Novelist Geoff Dyer strayed far from his London home, backpacking through India, Thailand, New Orleans, Miami, San Francisco, Libya, Morocco and Italy, among other destinations. His travelogue, "Yoga for People Who Can't Be Bothered to Do It" (Pantheon), was recently published to critical acclaim. Dyer reflected on his misadventures during a recent visit to Los Angeles.

QThe seasoned traveler often develops something of a protocol. What principles guide your voyages?

A It's always great to have a guidebook, even though that's considered square and boring by some people. On top of that, I talk to other people who have been to the places you are going to, since paradise a year ago is overdeveloped a year later. One of the really nice things about travel is that the more you do it, the more you realize that people are pretty decent the world over. . . . You can, by and large, trust people. Trust is nearly always rewarded.

Can you recall the last time your trust was betrayed?

I was in southern Morocco with my girlfriend about 15 years ago, and we fell for the "Blue Man" story, a well-worn tourist hustle.

We went out to see the legendary "blue men," mythic nomadic figures [of the desert] . . . Maybe half an hour later this elemental figure arrived -- the blue man. What he said was translated back to us: "Why have you come to this land, when you've got everything you need where you come from?"

He then said, "How did you get here?" We said in a plane. And he replied, "But that's incredible. How can people as big as you get into that tiny thing up in the sky called a plane?" We were thinking we were having this great anthropological first -- that he had never seen Westerners before.

Then he started showing us all of his trinkets. In the classic way of the hustle, it wasn't that he started to sell things to us. My girlfriend and I whispered to each other, "Do you think there's any chance we might be able to buy stuff from him?" Would he deign to sell us some of this indigo cloth? Could we have one of those bracelets?
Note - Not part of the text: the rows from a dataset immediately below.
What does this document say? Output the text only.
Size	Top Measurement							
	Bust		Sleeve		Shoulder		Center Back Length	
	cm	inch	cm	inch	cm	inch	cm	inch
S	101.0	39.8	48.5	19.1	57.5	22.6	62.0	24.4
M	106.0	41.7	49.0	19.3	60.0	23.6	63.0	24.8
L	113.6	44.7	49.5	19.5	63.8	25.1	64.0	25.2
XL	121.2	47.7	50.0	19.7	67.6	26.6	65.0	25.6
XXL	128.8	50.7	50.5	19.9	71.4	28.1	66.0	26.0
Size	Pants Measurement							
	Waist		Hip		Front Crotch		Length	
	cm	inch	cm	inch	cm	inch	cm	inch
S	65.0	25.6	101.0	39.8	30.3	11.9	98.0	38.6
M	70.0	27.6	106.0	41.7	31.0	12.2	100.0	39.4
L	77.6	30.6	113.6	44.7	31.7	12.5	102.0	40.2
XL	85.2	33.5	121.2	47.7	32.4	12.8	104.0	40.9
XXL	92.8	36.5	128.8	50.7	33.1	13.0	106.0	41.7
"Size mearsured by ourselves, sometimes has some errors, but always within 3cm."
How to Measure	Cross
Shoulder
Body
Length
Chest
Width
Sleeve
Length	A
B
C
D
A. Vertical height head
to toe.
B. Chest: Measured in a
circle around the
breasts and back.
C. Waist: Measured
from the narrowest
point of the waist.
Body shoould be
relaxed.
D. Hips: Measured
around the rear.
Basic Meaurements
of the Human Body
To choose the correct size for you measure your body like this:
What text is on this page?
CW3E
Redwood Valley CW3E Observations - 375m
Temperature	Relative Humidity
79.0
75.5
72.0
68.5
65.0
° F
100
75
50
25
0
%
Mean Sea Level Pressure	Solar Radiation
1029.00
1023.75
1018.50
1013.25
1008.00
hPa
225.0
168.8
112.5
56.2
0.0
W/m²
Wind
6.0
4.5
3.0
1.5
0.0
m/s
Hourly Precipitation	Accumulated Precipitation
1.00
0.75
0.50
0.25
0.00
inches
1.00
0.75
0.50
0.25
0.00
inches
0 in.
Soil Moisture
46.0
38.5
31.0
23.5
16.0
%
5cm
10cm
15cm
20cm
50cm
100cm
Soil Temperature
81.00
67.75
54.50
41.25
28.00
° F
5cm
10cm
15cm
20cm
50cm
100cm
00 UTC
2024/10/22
The moment we got back to town with our worthless trinkets, the spell was broken. Of course, we had been had. But we got what we deserved.

What's the trick to making fast friends on the road?

There's a lovely line of D.H. Lawrence's: "When I was young I had very little patience. Now that I'm older I have absolutely none at all." The travel scene is the opposite of getting cornered by a bore at a cocktail party and not being able to get away. Actually, you can get away. You can always move on without giving offense.

Also, this is a cliche, but don't prejudge people. All the time when you travel you meet pretty extraordinary people who don't look like the people I'm normally drawn to -- the tattooed, pierced weirdos, who often turn out to be conventional people.

When I was traveling on the cheap in Asia, I found that many backpackers were avoiders of life, lazy gits with little to say.

Some backpackers, if they had stayed at home, would likely be working in a factory or a fast-food joint. For someone who has not had much education at all, whose prospects at home would be reduced to brain-numbing labor, it's an achievement to opt out and embark on a life of adventure that raises the possibility of enlightenment. . . .

Recently, I was in Tahiti and I was staying at a big hotel, a Sheraton. That experience turns the world into a huge golf course. Even the ocean looked like it was part of a golf course.

This kind of tourism is marked by a lack of independence. Everything is arranged for you. All your relationships are just with slaves, the servants of huge multinational hotel chains. There people are snooty and dismissive of backpackers, but all hail the backpacker in comparison, because they have an authentic experience and the money they [spend] goes directly to the family that owns the pension. In a version of the Bryan Adams song "18 Till I Die," I'll be a backpacker till I die.

You write, "All visitors to the developing world, if they are honest, will confess that they are actually quite keen on seeing a bit of squalor." Do you remember when that idea struck you?

I was in Bombay when I met a Swedish couple that had accidentally wandered into a slum and some beggar had pushed a dead baby into their faces as a way of getting money. I was absolutely appalled, but at the same time there was a frisson that, "Oh, they had a real, authentic ghetto experience." You hear so much about the people living on a garbage dump in the Philippines, so in a way these places find their way on the tourist's itinerary in the same way that the Taj Mahal does.

Why do you refuse to take photos when you travel?

When I get photographs back, there's a sense of heart-sinking disappointment. Nothing looks that good . . .

Instead of having memories, you just have photographs. And you tend not to see things other than the view through the viewfinder.

Why do you think that "Something about South Beach [Miami] urges you to visit spots where people have been gunned down or have thrown themselves off a balcony?"

I think that would be an example of just the kind of writing I like -- a crazy idea with absolutely no justification that contains a highly contingent truth.

I would have to give you the T.S. Eliot defense. When he was asked what was meant by the line "Lady, three white leopards sat under a juniper tree," Eliot replied, "It meant, Lady, three white leopards sat under a juniper tree."